In a review of Ralph Waldo Emerson’s Journals, published in Books and Portraits, she writes —
[Emerson] discovered that ‘No man can write well who thinks there is any choice of words for him... In good writing, every word means something. In good writing, words become one with things.’ But the theory has something priggish about it. All good writing is honest in the sense that it says what the writer means; but Emerson did not see that one can write with phrases as well as with words. His sentences are made up of hard fragments each of which has been matched separately with the vision in his head. It is far rarer to find sentences which, lacking emphasis because the joins are perfect and words common, yet grow together so that you cannot dismember them, and are steeped in meaning and suggestion.
Her final image is strange, and strangely metamorphosing. It moves from furniture (or joinery) to plants (or cultivation) to bodies (or surgery) to food (steeped in).
As with Henry James’s stew of yesterday, Woolf is talking about a liquid interpenetration.
There’s no doubt she’s contrasting a male hardness and dryness with a female pliability and fluidity.
But she is also implying a richness — for her, writing must not just just be dipped in meaning and suggestion but steeped in it.
Practically, this means living with the implications of what you’re writing, or the sense of something to be written, for a long time.
I remember an aside from [the great Australian poet] Les Murray, after a reading at the Troubadour, London, about how he liked to chuck the poem into the back brain, not feel it was being dictated too directly by the flippant forelobes.
Any writing requires a great deal of time and of experience.
My favourite words on this — perhaps my favourite words on writing — come from Rainer Maria Rilke’s The Notebook of Malte Laurid’s Brigge. They are often excerpted as ‘What does a poem take?’ Parts of what he say make me uneasy, but I think that’s deliberate.

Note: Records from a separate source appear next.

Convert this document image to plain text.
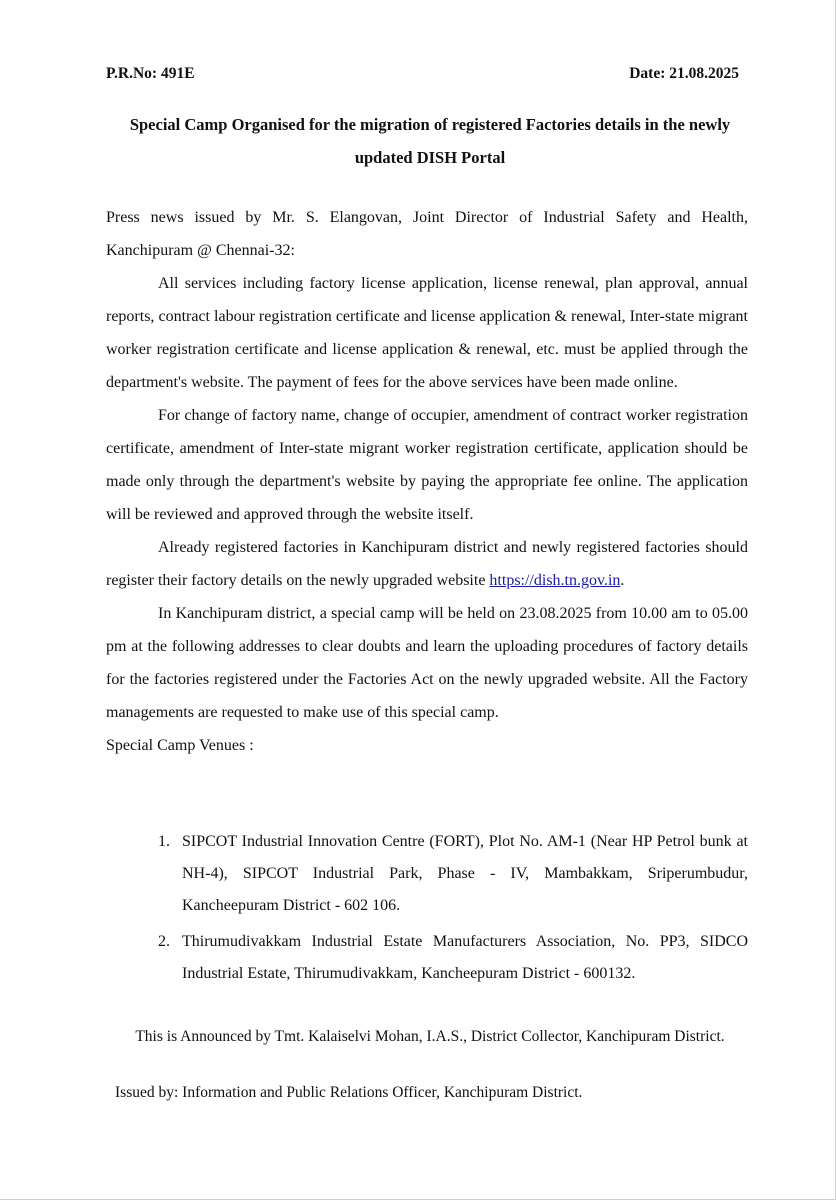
P.R.No: 491E	Date: 21.08.2025
Special Camp Organised for the migration of registered Factories details in the newly
updated DISH Portal

Press news issued by Mr. S. Elangovan, Joint Director of Industrial Safety and Health, Kanchipuram @ Chennai-32:

All services including factory license application, license renewal, plan approval, annual reports, contract labour registration certificate and license application & renewal, Inter-state migrant worker registration certificate and license application & renewal, etc. must be applied through the department's website. The payment of fees for the above services have been made online.

For change of factory name, change of occupier, amendment of contract worker registration certificate, amendment of Inter-state migrant worker registration certificate, application should be made only through the department's website by paying the appropriate fee online. The application will be reviewed and approved through the website itself.

Already registered factories in Kanchipuram district and newly registered factories should register their factory details on the newly upgraded website https://dish.tn.gov.in.

In Kanchipuram district, a special camp will be held on 23.08.2025 from 10.00 am to 05.00 pm at the following addresses to clear doubts and learn the uploading procedures of factory details for the factories registered under the Factories Act on the newly upgraded website. All the Factory managements are requested to make use of this special camp.

Special Camp Venues :

1. SIPCOT Industrial Innovation Centre (FORT), Plot No. AM-1 (Near HP Petrol bunk at NH-4), SIPCOT Industrial Park, Phase - IV, Mambakkam, Sriperumbudur, Kancheepuram District - 602 106.
2. Thirumudivakkam Industrial Estate Manufacturers Association, No. PP3, SIDCO Industrial Estate, Thirumudivakkam, Kancheepuram District - 600132.
This is Announced by Tmt. Kalaiselvi Mohan, I.A.S., District Collector, Kanchipuram District.
Issued by: Information and Public Relations Officer, Kanchipuram District.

“For the sake of a few lines one must see many cities, men and things. One must know the animals, one must feel how the birds fly and know the gesture with which the small flowers open in the morning. One must be able to think back to roads in unknown regions, to unexpected meetings and to partings which one had long seen coming; to days of childhood that are still unexplained, to parents that one had to hurt when they brought one some joy and one did not grasp it (it was joy for someone else); to childhood illness that so strangely began with a number of profound and grave transformations, to days in rooms withdrawn and quiet and to mornings by the sea, to the sea itself, to seas, to nights of travel that rushed along on high and flew with all the stars-and it is not enough if one may think all of this. One must have memories of many nights of love, none of which was like the others, of the screams of women in labor, and of light, white, sleeping women in childbed, closing again. But one must also have been beside the dying, one must have sat beside the dead in the room with the open window and the fitful noises. And still it is not enough to have memories. One must be able to forget them when they are many, and one must have the great patience to wait until they come again. For it is not yet the memories themselves. Not until they have turned to blood within us, to glance, to gesture, nameless and no longer to be distinguished from ourselves-not until then can it happen that in a most rare hour the first word of a verse arises in their midst and goes forth from them.”
Again, there’s the fluidity — the blood within us.
But the idea of writing as coming out of forgotten memories is surely his essential insight.
Memories are still too much themselves. It’s only when they’ve decomposed and deliquesced into something beneath that, some very dark mulch, that they become the stuff of imagination.